Isn’t irony adorable?


  1. Noel says:

    So…how about you? Or is that a rude question?

    • I don’t think it’s rude. I definitely filled mine out, because I want funds for my neighborhood! I want a new library and more subway service and a movie theatre!

      And also because I’m a communist who supports Obama’s pinko agenda.

  2. bluzdude says:

    Maybe it would help if the Census Bureau told them they could Twitter their information.

  3. Tessa says:

    “Sorry, Videos are not currently available in your country.”

    I love the way they capitalized the V. And made it sound like no videos at all are available in “my” country.

    • I am delighting fully in this, as I was unable to buy An Education for my Kindle in “my” country, but it’s totally available in yours.

      Anyway, Colbert’s an American thing. You wouldn’t understand.

      • Tessa says:

        I’m pretty sure “You wouldn’t understand” is in my top 5 most hated things to be told. I do or I don’t, but I wouldn’t? TRY ME AND WE’LL FIND OUT.

        Maybe I’m just feeling unreasonably tetchy.

        Or maybe I just dislike the transition from “an American thing” — as if I weren’t. American, that is. Thing I can just about accept.

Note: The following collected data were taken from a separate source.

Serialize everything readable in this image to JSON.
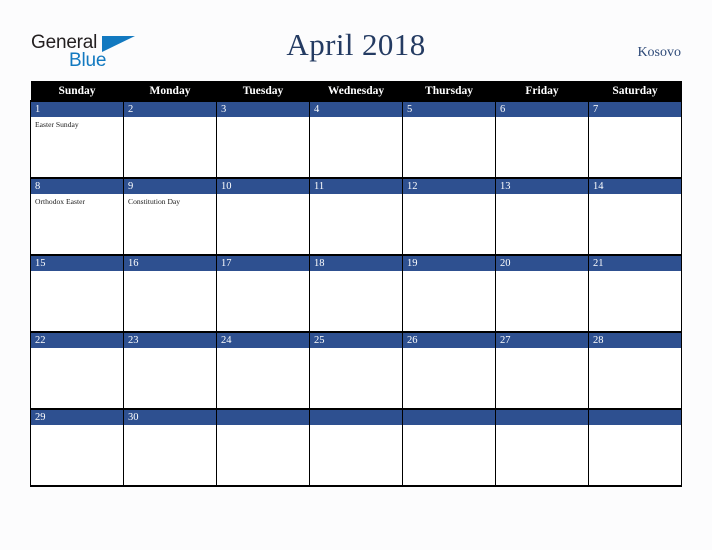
{
  "header": {
    "logo": {
      "word_one": "General",
      "word_two": "Blue",
      "triangle_icon": "blue-triangle-icon",
      "color_dark": "#231f20",
      "color_blue": "#1279c0"
    },
    "title": "April 2018",
    "country": "Kosovo"
  },
  "calendar": {
    "month": "April",
    "year": "2018",
    "accent_color": "#2e5090",
    "header_bg": "#000000",
    "weekday_headers": [
      "Sunday",
      "Monday",
      "Tuesday",
      "Wednesday",
      "Thursday",
      "Friday",
      "Saturday"
    ],
    "weeks": [
      {
        "days": [
          {
            "num": "1",
            "events": [
              "Easter Sunday"
            ]
          },
          {
            "num": "2",
            "events": []
          },
          {
            "num": "3",
            "events": []
          },
          {
            "num": "4",
            "events": []
          },
          {
            "num": "5",
            "events": []
          },
          {
            "num": "6",
            "events": []
          },
          {
            "num": "7",
            "events": []
          }
        ]
      },
      {
        "days": [
          {
            "num": "8",
            "events": [
              "Orthodox Easter"
            ]
          },
          {
            "num": "9",
            "events": [
              "Constitution Day"
            ]
          },
          {
            "num": "10",
            "events": []
          },
          {
            "num": "11",
            "events": []
          },
          {
            "num": "12",
            "events": []
          },
          {
            "num": "13",
            "events": []
          },
          {
            "num": "14",
            "events": []
          }
        ]
      },
      {
        "days": [
          {
            "num": "15",
            "events": []
          },
          {
            "num": "16",
            "events": []
          },
          {
            "num": "17",
            "events": []
          },
          {
            "num": "18",
            "events": []
          },
          {
            "num": "19",
            "events": []
          },
          {
            "num": "20",
            "events": []
          },
          {
            "num": "21",
            "events": []
          }
        ]
      },
      {
        "days": [
          {
            "num": "22",
            "events": []
          },
          {
            "num": "23",
            "events": []
          },
          {
            "num": "24",
            "events": []
          },
          {
            "num": "25",
            "events": []
          },
          {
            "num": "26",
            "events": []
          },
          {
            "num": "27",
            "events": []
          },
          {
            "num": "28",
            "events": []
          }
        ]
      },
      {
        "days": [
          {
            "num": "29",
            "events": []
          },
          {
            "num": "30",
            "events": []
          },
          {
            "num": "",
            "events": []
          },
          {
            "num": "",
            "events": []
          },
          {
            "num": "",
            "events": []
          },
          {
            "num": "",
            "events": []
          },
          {
            "num": "",
            "events": []
          }
        ]
      }
    ]
  }
}
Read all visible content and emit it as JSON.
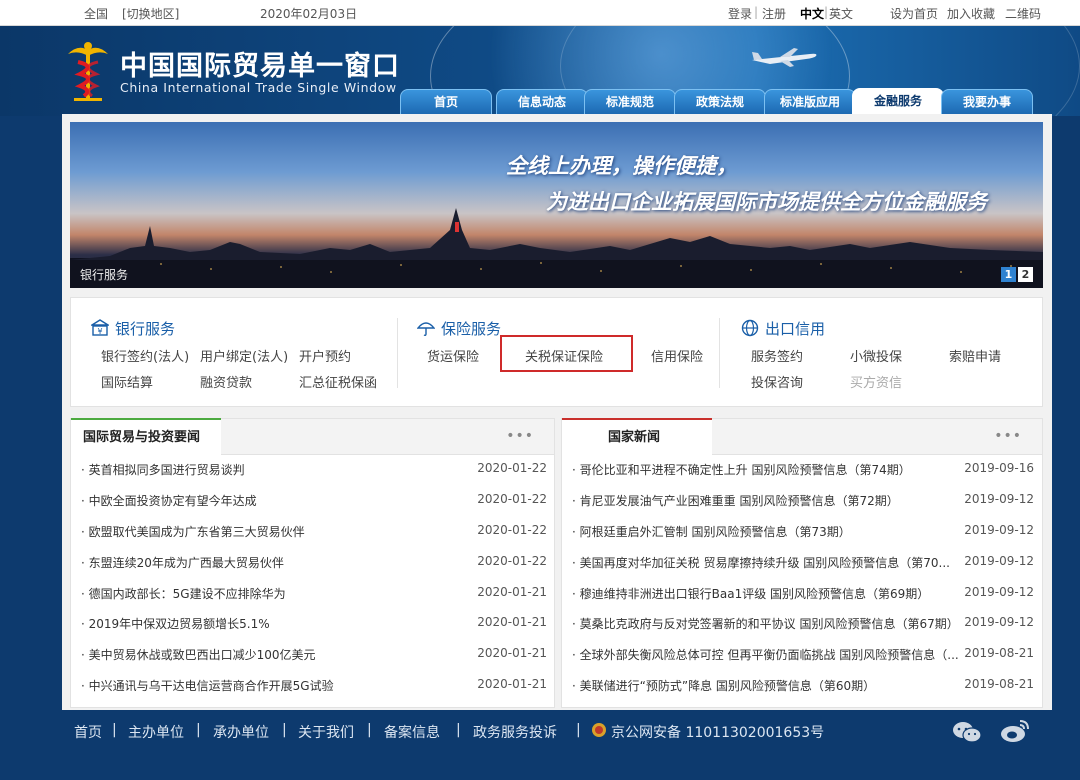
{
  "topbar": {
    "region": "全国",
    "switch_region": "[切换地区]",
    "date": "2020年02月03日",
    "login": "登录",
    "divider": "|",
    "register": "注册",
    "lang_zh": "中文",
    "lang_divider": "|",
    "lang_en": "英文",
    "set_home": "设为首页",
    "add_favorite": "加入收藏",
    "qrcode": "二维码"
  },
  "header": {
    "title_cn": "中国国际贸易单一窗口",
    "title_en": "China International Trade Single  Window",
    "tabs": [
      {
        "label": "首页",
        "active": false
      },
      {
        "label": "信息动态",
        "active": false
      },
      {
        "label": "标准规范",
        "active": false
      },
      {
        "label": "政策法规",
        "active": false
      },
      {
        "label": "标准版应用",
        "active": false
      },
      {
        "label": "金融服务",
        "active": true
      },
      {
        "label": "我要办事",
        "active": false
      }
    ]
  },
  "banner": {
    "line1": "全线上办理，操作便捷，",
    "line2": "为进出口企业拓展国际市场提供全方位金融服务",
    "caption": "银行服务",
    "pages": [
      "1",
      "2"
    ],
    "active_page": 1
  },
  "services": {
    "bank": {
      "title": "银行服务",
      "icon": "bank-icon",
      "items": [
        "银行签约(法人)",
        "用户绑定(法人)",
        "开户预约",
        "国际结算",
        "融资贷款",
        "汇总征税保函"
      ]
    },
    "insurance": {
      "title": "保险服务",
      "icon": "umbrella-icon",
      "items": [
        "货运保险",
        "关税保证保险",
        "信用保险"
      ],
      "highlighted": "关税保证保险"
    },
    "export_credit": {
      "title": "出口信用",
      "icon": "globe-icon",
      "items": [
        "服务签约",
        "小微投保",
        "索赔申请",
        "投保咨询",
        "买方资信"
      ],
      "disabled": [
        "买方资信"
      ]
    }
  },
  "news_left": {
    "title": "国际贸易与投资要闻",
    "more": "•••",
    "items": [
      {
        "title": "· 英首相拟同多国进行贸易谈判",
        "date": "2020-01-22"
      },
      {
        "title": "· 中欧全面投资协定有望今年达成",
        "date": "2020-01-22"
      },
      {
        "title": "· 欧盟取代美国成为广东省第三大贸易伙伴",
        "date": "2020-01-22"
      },
      {
        "title": "· 东盟连续20年成为广西最大贸易伙伴",
        "date": "2020-01-22"
      },
      {
        "title": "· 德国内政部长：5G建设不应排除华为",
        "date": "2020-01-21"
      },
      {
        "title": "· 2019年中保双边贸易额增长5.1%",
        "date": "2020-01-21"
      },
      {
        "title": "· 美中贸易休战或致巴西出口减少100亿美元",
        "date": "2020-01-21"
      },
      {
        "title": "· 中兴通讯与乌干达电信运营商合作开展5G试验",
        "date": "2020-01-21"
      }
    ]
  },
  "news_right": {
    "title": "国家新闻",
    "more": "•••",
    "items": [
      {
        "title": "· 哥伦比亚和平进程不确定性上升 国别风险预警信息（第74期）",
        "date": "2019-09-16"
      },
      {
        "title": "· 肯尼亚发展油气产业困难重重 国别风险预警信息（第72期）",
        "date": "2019-09-12"
      },
      {
        "title": "· 阿根廷重启外汇管制 国别风险预警信息（第73期）",
        "date": "2019-09-12"
      },
      {
        "title": "· 美国再度对华加征关税 贸易摩擦持续升级 国别风险预警信息（第70...",
        "date": "2019-09-12"
      },
      {
        "title": "· 穆迪维持非洲进出口银行Baa1评级 国别风险预警信息（第69期）",
        "date": "2019-09-12"
      },
      {
        "title": "· 莫桑比克政府与反对党签署新的和平协议 国别风险预警信息（第67期）",
        "date": "2019-09-12"
      },
      {
        "title": "· 全球外部失衡风险总体可控 但再平衡仍面临挑战 国别风险预警信息（...",
        "date": "2019-08-21"
      },
      {
        "title": "· 美联储进行“预防式”降息 国别风险预警信息（第60期）",
        "date": "2019-08-21"
      }
    ]
  },
  "footer": {
    "links": [
      "首页",
      "主办单位",
      "承办单位",
      "关于我们",
      "备案信息",
      "政务服务投诉"
    ],
    "divider": "|",
    "icp": "京公网安备 11011302001653号",
    "social": [
      "wechat-icon",
      "weibo-icon"
    ]
  },
  "colors": {
    "page_bg": "#0d3a6e",
    "tab_blue": "#1b67b0",
    "highlight_red": "#cf2a2a",
    "news_accent_green": "#4caa3f",
    "news_accent_red": "#c9302c"
  }
}
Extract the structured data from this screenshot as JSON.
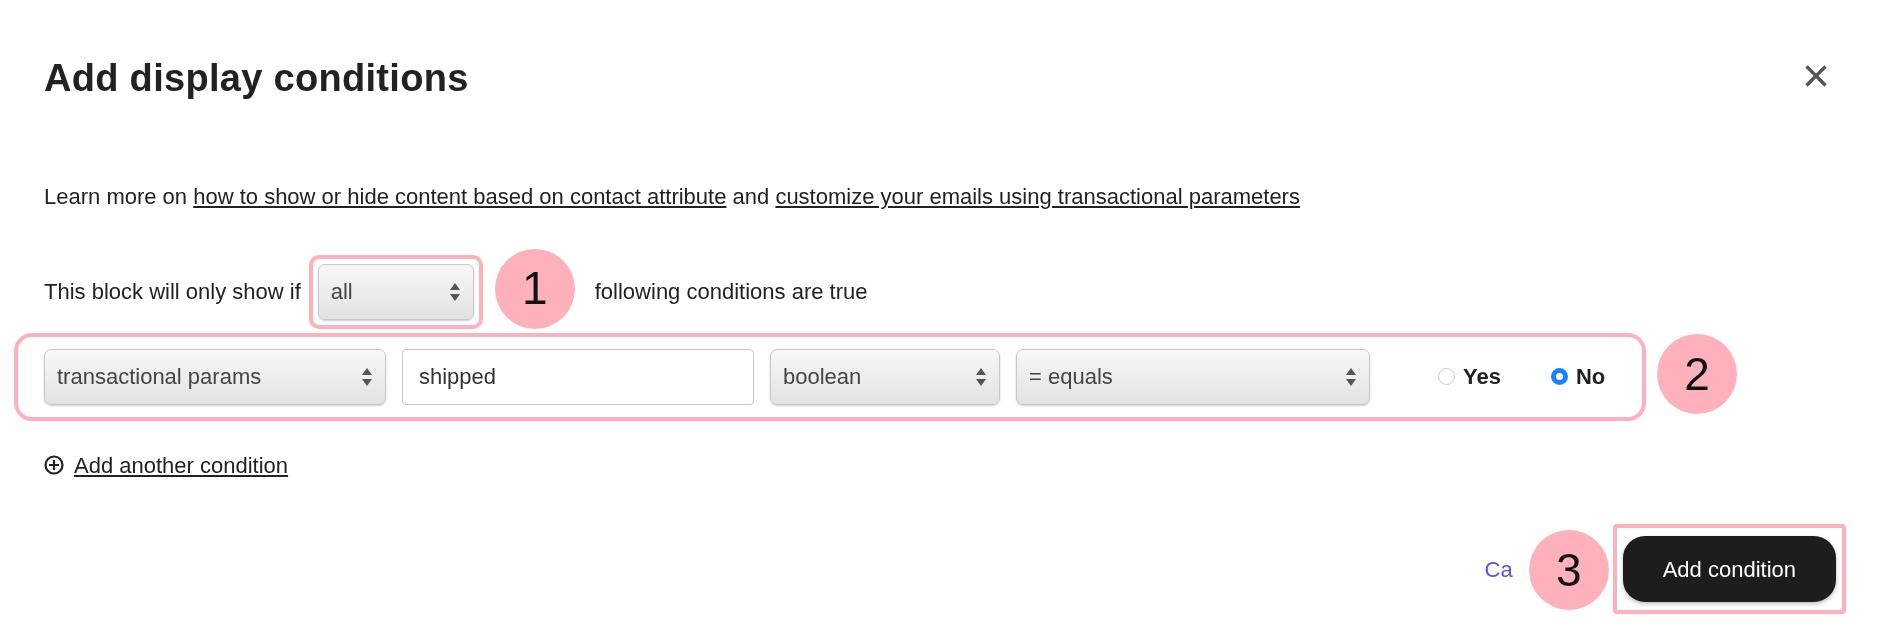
{
  "dialog": {
    "title": "Add display conditions",
    "close": "×"
  },
  "intro": {
    "prefix": "Learn more on",
    "link_1": "how to show or hide content based on contact attribute",
    "middle": "and",
    "link_2": "customize your emails using transactional parameters"
  },
  "rule": {
    "prefix": "This block will only show if",
    "match": "all",
    "suffix": "following conditions are true"
  },
  "condition": {
    "source": "transactional params",
    "field_value": "shipped",
    "type": "boolean",
    "operator": "= equals",
    "options": [
      {
        "label": "Yes",
        "selected": false
      },
      {
        "label": "No",
        "selected": true
      }
    ]
  },
  "add_link": "Add another condition",
  "footer": {
    "cancel": "Ca",
    "submit": "Add condition"
  },
  "annotations": [
    {
      "label": "1"
    },
    {
      "label": "2"
    },
    {
      "label": "3"
    }
  ]
}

        It’s like the accent, this sort of being boxed OUT and never in. Americans laugh all ho-ho-ho jolly about how unAmurrican I sound and British people ask me when I’m leaving Their country as if I were some sort of migrant shrubbery picker. They can all just go hang, each and every last one of them, except the Californian with the Newfie, because he was extreeemely sociable and smiley and gosh-hi-I-love-all-you-English-let’s-chat-for-ages with all the other guests, but when he thought nobody was looking, I’d catch him looking pensive and almost — not quite — a hair away from morose. And I could tell he was actually thinking about something beyond the cream tea or isn’t-it-lovely-to-see-sun-on-Dartmoor.

        • In junior high and high school, all of the girls used to wear shirts that said, “It’s a volleyball thing. You wouldn’t understand.” Or “It’s a girl thing. You wouldn’t understand.” So annoying. Not quite as annoying as being subtley asked to leave the country, but still. I kind of wish I said “pop” instead of “soda” just to show I’m not from here, but NOBODY’s from here, so I guess I couldn’t be made to feel bad about it.

          I imagine that Americans love your lack of American twang, though, right? My whole office gets a total kick out of our German intern who says “sweatpanties” instead of “sweatpants”.

          Anyway, no offense meant. Just conjuring up old grammar school woes.

          • Tessa says:

            Oh, like I said, I’m just being tetchy. Sorry.

            I’m sure the Americans don’t mean it rudely, but it’s very much this delighted, amused, “Wow, you’re totally not one of us any more!” exclusions.

            Ohmahgawd I am sooo dragging down your blahgue.

            Happy things! Ginger and lemongrass! Chocolate and peanut butter! Pesto and pasta! Garlic and lemon! Blueberries and walnuts! Basil and anything, ever! Realizing your coworkers really will miss you when you go! The lamination on boxes of hair dye! Double glazed windows and the sods who love them! Blue ink!

  4. I must be getting old. I filled out my census form AND I didn’t lie and say I was black, which I usually do when questionnaires ask about race.

    • You know poor black kids all over aren’t getting into college because privileged white folks keep writing that they’re black on their SATs before they go on to score 1600s, thereby leading college boards to think that the tests aren’t racially-biased.

      Just kidding. I don’t care if black kids get into college.

      Just kidding! I totally do care.

      Just kidding.

      (Just kidding.)

    • Tessa says:

      Both of my parents were born in Brazil; my skin is paper white (pale porcelain when I’m “tanned”). To spite everybody who conveniently forgets Europeans migrated to South America as well as North America, my whole public school life I put down “Hispanic” as my race on test score bubbly questionnaire things.

      • There are Etts in Brazil, I learned a few years ago. I assume they were Nazis, naturally.

        You do have a certain Shakira-like attitude that’s sorely lacking in the other girls I know.

  5. Dishy says:

    I filled in my census as soon as it arrived and I enjoyed doing it. I am nerdy like that.

  6. Tracey says:

    We lost our census form! Can you believe it? Not that they probably needed to count more white married couples living in housing communities where I live, but still! We could have added to the tiny childless demographic. Not filling it out makes me feel dirty.